FOR IMMEDIATE RELEASE
November 8, 2023
Media Contact: Melissa Stek, email@example.com
Washington, DC—Yesterday, Congress introduced the bipartisan, bicameral Government Surveillance Reform Act, or GSRA—a bill that would reauthorize Section 702 of the Foreign Intelligence Surveillance Act (FISA) with critical new provisions to protect Americans’ constitutional rights and add accountability for government surveillance abuses. Earlier this fall, the Asian American Scholar Forum (AASF) co-led a letter signed by over 60 organizations calling on Congress for comprehensive reforms to Section 702. Along with many civil society and Asian American groups, AASF endorses the GSRA.
Led by Senators Ron Wyden (D-Ore.) and Mike Lee (R-Utah), and Representatives Warren Davidson (R-Ohio) and Zoe Lofgren (D-Calif.), the bill would provide much-needed reforms to the expiring Section 702 of FISA, which has given intelligence agencies sweeping authority to collect the communications of foreigners abroad who use U.S. communications platforms—which has enabled warrantless and discriminatory surveillance that has disproportionately targeted Asian American immigrants and citizens.

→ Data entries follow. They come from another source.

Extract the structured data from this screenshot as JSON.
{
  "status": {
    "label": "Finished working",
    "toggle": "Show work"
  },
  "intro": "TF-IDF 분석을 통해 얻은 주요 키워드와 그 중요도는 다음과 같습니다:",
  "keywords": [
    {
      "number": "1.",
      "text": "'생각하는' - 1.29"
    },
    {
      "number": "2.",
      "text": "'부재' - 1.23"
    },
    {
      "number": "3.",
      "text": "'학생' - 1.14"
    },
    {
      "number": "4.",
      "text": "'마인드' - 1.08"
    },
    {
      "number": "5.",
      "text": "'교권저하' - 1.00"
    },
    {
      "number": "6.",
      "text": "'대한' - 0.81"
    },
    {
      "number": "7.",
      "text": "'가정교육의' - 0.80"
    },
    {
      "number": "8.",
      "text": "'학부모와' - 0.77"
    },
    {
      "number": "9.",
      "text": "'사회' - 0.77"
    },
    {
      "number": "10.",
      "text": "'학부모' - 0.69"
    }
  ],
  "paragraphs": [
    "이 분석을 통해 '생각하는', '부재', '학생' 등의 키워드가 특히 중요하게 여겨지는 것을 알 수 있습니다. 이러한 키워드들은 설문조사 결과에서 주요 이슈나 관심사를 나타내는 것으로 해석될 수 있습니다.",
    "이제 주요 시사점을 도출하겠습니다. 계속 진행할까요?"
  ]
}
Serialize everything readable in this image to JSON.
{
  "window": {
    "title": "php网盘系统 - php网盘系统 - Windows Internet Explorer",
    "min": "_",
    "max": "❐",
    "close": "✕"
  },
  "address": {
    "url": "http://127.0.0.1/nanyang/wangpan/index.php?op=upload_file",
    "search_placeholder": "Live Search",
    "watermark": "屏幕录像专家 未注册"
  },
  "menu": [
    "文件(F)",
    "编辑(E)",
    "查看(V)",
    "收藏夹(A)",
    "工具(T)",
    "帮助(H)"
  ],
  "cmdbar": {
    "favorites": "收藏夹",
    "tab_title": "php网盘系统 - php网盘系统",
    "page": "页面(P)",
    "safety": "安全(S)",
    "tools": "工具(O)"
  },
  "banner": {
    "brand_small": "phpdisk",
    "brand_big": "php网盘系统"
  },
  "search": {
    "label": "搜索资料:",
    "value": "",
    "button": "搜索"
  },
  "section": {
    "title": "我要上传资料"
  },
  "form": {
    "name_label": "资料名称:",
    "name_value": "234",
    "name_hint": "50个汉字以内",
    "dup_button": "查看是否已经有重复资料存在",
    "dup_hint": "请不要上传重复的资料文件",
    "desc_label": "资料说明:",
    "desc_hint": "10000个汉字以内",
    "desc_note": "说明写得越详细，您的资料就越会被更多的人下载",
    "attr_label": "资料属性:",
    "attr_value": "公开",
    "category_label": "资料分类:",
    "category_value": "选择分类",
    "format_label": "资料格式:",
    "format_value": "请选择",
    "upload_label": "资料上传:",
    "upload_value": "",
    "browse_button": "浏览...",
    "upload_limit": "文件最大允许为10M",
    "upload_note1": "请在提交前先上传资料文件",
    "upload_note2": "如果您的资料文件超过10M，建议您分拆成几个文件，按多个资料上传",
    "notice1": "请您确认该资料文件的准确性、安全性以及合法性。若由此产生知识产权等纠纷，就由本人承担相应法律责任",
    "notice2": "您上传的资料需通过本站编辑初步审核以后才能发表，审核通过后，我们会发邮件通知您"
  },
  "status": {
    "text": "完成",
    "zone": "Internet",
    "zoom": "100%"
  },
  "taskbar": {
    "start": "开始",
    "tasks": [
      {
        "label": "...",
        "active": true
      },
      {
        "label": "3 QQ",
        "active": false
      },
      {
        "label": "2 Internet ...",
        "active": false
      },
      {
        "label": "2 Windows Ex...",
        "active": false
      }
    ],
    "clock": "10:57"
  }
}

“The Asian American and scholar community are all too familiar with the surveillance abuses of Section 702. AASF welcomes the introduction and encourages final passage of the Government Surveillance Reform Act,” said Gisela Perez Kusakawa, AASF Executive Director. “AASF member and internationally recognized expert in superconducting technology Dr. Xiaoxing Xi was subjected to this overreach when wrongfully investigated and prosecuted by the FBI in 2015. Over eight years later, he continues to fight for justice for himself and his family. Dr. Xi is not alone—Americans across the country have been negatively impacted by the broad authority of Section 702. The reforms that the GSRA would provide are a necessary step to rebuilding trust and preventing future harm to the Asian American, immigrant, and scientific community—and all Americans deserving of the constitutional right to privacy.”

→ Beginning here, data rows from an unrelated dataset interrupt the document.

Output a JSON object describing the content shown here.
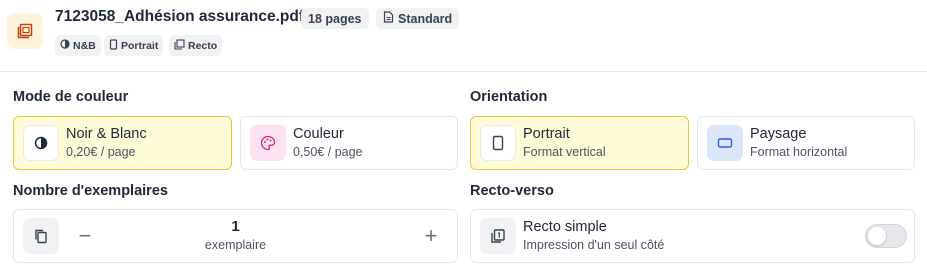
{
  "file": {
    "name": "7123058_Adhésion assurance.pdf",
    "pages": "18 pages",
    "quality": "Standard",
    "tags": [
      "N&B",
      "Portrait",
      "Recto"
    ]
  },
  "color_mode": {
    "title": "Mode de couleur",
    "options": [
      {
        "label": "Noir & Blanc",
        "price": "0,20€ / page",
        "selected": true
      },
      {
        "label": "Couleur",
        "price": "0,50€ / page",
        "selected": false
      }
    ]
  },
  "orientation": {
    "title": "Orientation",
    "options": [
      {
        "label": "Portrait",
        "desc": "Format vertical",
        "selected": true
      },
      {
        "label": "Paysage",
        "desc": "Format horizontal",
        "selected": false
      }
    ]
  },
  "copies": {
    "title": "Nombre d'exemplaires",
    "value": "1",
    "unit": "exemplaire",
    "minus": "−",
    "plus": "+"
  },
  "duplex": {
    "title": "Recto-verso",
    "label": "Recto simple",
    "desc": "Impression d'un seul côté",
    "enabled": false
  },
  "colors": {
    "selected_bg": "#fefbd8",
    "selected_border": "#f2c230",
    "file_icon_bg": "#fdf2dc",
    "file_icon": "#c2410c",
    "color_icon_bg": "#fde2f1",
    "color_icon": "#db2777",
    "landscape_icon_bg": "#dbe6fb",
    "landscape_icon": "#2563eb"
  },
  "icons": {
    "file": "printer-file-icon",
    "pages": "file-icon",
    "bw": "contrast-icon",
    "color": "palette-icon",
    "portrait": "portrait-icon",
    "landscape": "landscape-icon",
    "copies": "copy-icon",
    "duplex": "single-sided-icon"
  }
}
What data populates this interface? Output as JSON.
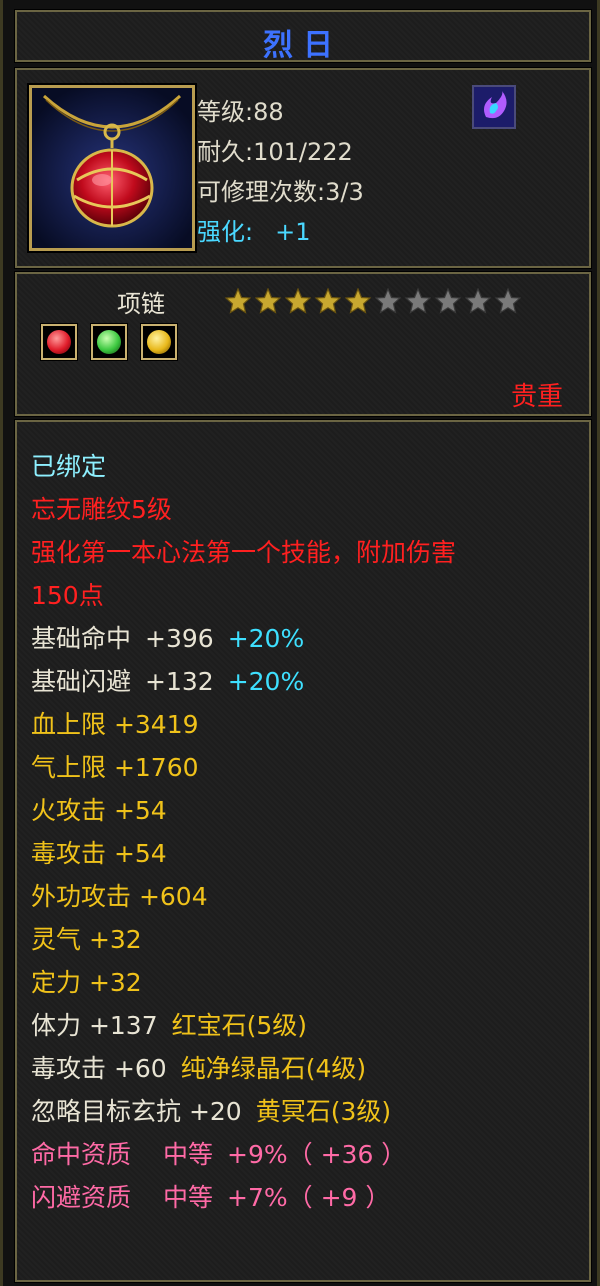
{
  "item": {
    "name": "烈日",
    "level": "等级:88",
    "durability": "耐久:101/222",
    "repair": "可修理次数:3/3",
    "enhance_label": "强化:",
    "enhance_value": "+1",
    "type": "项链",
    "stars_filled": 5,
    "stars_total": 10,
    "rarity": "贵重",
    "gem_slots": [
      {
        "color": "#e01c2a",
        "icon": "red-gem-icon"
      },
      {
        "color": "#3cc840",
        "icon": "green-gem-icon"
      },
      {
        "color": "#e8b81a",
        "icon": "yellow-gem-icon"
      }
    ]
  },
  "attrs": {
    "bound": "已绑定",
    "engrave": "忘无雕纹5级",
    "skill_line1": "强化第一本心法第一个技能，附加伤害",
    "skill_line2": "150点",
    "hit_label": "基础命中",
    "hit_value": "+396",
    "hit_bonus": "+20%",
    "dodge_label": "基础闪避",
    "dodge_value": "+132",
    "dodge_bonus": "+20%",
    "hp": "血上限  +3419",
    "qi": "气上限  +1760",
    "fire": "火攻击  +54",
    "poison": "毒攻击  +54",
    "external": "外功攻击  +604",
    "spirit": "灵气  +32",
    "focus": "定力  +32",
    "gem1_stat": "体力  +137",
    "gem1_name": "红宝石(5级)",
    "gem2_stat": "毒攻击  +60",
    "gem2_name": "纯净绿晶石(4级)",
    "gem3_stat": "忽略目标玄抗  +20",
    "gem3_name": "黄冥石(3级)",
    "apt1_label": "命中资质",
    "apt1_grade": "中等",
    "apt1_value": "+9%（ +36 ）",
    "apt2_label": "闪避资质",
    "apt2_grade": "中等",
    "apt2_value": "+7%（ +9 ）"
  }
}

Asian American Scholar Forum (AASF) is a national non-profit that promotes academic belonging, openness, freedom, and equality for all. In response to heightened anti-Asian sentiments and profiling in the U.S., AASF has been a leading national voice fighting for the rights of Asian American and immigrant scientists, researchers, and scholars. AASF membership includes members from the National Academy of Engineering, the National Academy of Medicine, the National Academy of Science and the American Academy of Arts & Sciences, in addition to past and current university presidents, provost, vice provosts, deans, associate deans and past and current department chairs.